A coach doesn’t have to be guilty of all of these behaviors to be an abusive coach. In fact, regularly engaging in a select two or three of these is enough to qualify a coach for abuser status. Unfortunately, most coaches who engage in abuse also refuse to take an honest look at themselves. Because of a well honed sense of denial, they would never admit to themselves or others that they might be doing something wrong. In fact, the abusive coach sees him/herself as a very good coach!
THE GOOD COACH….
NEVER uses humiliation or embarrassment as a coaching tool
Genuinely cares about the welfare and well being of each athlete
Is a pro at catching athletes doing things right
Rarely raises his/her voice
Is supportive and encouraging
Builds healthy relationships with his/her athletes
Is honest and trustworthy
Creates a feeling of personal safety on the team
Is able to celebrate his/her athletes’ successes/accomplishments
Is a positive person
Understands that coaching is about doing what’s best for the kids
Has winning in perspective and defines success in appropriate ways
Tends to be flexible, yet still able to set good limits
Is open to constructive feedback from players and parents
Is friendly, non-defensive and approachable
Uses hard physical conditioning appropriately
Is NEVER physically abusive!
Communicates displeasure directly and appropriately to athletes
Coaches by generating mutual respect
Maintains an open mind
Is a good communicator
Leaves his/her athletes feeling good about themselves
Fuels the athlete’s enjoyment and enthusiasm for the sport
Is a wonderful role model
Earns respect from players and parents
Does NOT act out his/her feelings/insecurities on his/her athletes
One of the distinguishing characteristics of the abusive coach is that deep down, he/she genuinely doesn’t care about his/her athletes as individuals.
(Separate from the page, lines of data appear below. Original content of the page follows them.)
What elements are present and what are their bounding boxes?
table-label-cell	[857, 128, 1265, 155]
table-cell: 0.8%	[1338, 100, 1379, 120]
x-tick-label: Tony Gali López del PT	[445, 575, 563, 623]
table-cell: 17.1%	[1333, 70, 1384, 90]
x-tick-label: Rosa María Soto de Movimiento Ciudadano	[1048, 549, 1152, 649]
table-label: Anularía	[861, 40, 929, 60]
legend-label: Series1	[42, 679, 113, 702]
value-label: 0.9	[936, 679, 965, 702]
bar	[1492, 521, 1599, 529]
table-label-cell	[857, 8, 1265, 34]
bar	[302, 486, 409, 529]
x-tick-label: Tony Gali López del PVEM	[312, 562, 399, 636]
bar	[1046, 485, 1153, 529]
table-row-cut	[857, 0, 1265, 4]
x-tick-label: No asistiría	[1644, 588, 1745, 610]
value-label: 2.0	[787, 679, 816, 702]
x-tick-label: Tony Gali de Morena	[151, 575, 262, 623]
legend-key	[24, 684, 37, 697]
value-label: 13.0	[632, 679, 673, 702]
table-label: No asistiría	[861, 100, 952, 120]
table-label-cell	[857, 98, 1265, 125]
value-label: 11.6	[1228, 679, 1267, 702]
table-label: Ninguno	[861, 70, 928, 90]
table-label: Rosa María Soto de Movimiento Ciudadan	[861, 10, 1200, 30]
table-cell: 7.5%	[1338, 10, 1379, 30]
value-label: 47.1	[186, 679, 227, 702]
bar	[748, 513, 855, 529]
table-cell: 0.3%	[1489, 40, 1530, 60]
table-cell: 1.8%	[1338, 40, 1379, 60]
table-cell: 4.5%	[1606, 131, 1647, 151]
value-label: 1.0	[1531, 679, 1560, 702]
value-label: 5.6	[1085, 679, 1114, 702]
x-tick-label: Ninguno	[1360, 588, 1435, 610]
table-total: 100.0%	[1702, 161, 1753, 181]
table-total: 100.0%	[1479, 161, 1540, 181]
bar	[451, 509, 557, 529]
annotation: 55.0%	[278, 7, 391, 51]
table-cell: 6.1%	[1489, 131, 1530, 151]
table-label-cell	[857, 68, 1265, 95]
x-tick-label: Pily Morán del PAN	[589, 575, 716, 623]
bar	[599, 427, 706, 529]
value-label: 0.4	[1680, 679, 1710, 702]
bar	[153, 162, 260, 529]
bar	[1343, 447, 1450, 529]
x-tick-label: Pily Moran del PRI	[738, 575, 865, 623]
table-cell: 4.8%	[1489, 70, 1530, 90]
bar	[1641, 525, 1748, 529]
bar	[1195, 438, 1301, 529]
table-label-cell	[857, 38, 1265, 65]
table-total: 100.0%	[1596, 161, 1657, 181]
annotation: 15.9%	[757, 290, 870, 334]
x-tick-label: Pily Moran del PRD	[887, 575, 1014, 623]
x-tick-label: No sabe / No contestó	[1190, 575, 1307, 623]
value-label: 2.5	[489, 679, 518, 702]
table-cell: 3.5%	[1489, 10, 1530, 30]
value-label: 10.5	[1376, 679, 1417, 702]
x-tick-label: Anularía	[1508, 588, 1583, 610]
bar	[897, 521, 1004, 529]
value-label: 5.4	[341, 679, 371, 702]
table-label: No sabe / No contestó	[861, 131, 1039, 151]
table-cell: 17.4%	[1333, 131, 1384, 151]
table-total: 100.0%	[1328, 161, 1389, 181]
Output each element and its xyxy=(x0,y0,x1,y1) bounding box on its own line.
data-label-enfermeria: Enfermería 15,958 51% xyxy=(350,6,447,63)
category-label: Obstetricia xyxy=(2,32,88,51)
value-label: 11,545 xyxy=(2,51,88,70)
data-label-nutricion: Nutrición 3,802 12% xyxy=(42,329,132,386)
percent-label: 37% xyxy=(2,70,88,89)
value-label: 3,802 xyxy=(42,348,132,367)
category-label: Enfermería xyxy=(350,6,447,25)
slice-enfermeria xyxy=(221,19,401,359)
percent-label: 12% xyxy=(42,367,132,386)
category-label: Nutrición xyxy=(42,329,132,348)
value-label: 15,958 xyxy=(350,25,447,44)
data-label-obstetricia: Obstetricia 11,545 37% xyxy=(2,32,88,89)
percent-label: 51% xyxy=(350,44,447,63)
This kind of coach only values his/her players in direct proportion to that athlete’s abilities and what he/she can do for the coach. The abusive coach pays more attention to the better athletes as long as these individuals continue to “produce” for him/her. As long as they win, he/she likes them. However, should they get injured or slip into a slump, this coach is quick to turn against or ignore them. In a sense, the abusive coach is not emotionally mature enough to separate out his own feelings and needs from those of his/her athletes. While the abusive coach may deny this, his/her behaviors and actions more accurately reflect how he/she really feels. It would be easy for us to look at this behavior and label it as selfish. However, calling the abusive coach “selfish” doesn’t capture what is actually going on here.
Deep down, the abusive coach is a damaged human being. He/she is emotionally stunted and immature. The abusive coach usually suffers from deep seated feelings of inadequacy and he/she unknowingly acts these feelings out on his/her athletes. Unlike healthier human beings, the abusive coach is not able to take an honest look at his/her own behaviors. This individual is too busy defending him/herself and blaming others. The abusive coach is a pro at playing head games and manipulating others. He/she is able to convince his/her players that his/her frustration, yelling, anger and bad behavior are all their fault. If the players behaved better, did what they were told, performed at a higher level, listened to the coaching, etc., then the coach wouldn’t have had to get so upset, lose his/her temper or act the way he/she had. In this way the abusive coach never takes responsibility for his/her bad behavior. Like all abusers, he/she is good at convincing the victims that it is they who should feel guilty and responsible. This is not unlike the behavior of a four year old who says, “YOU made me do this!”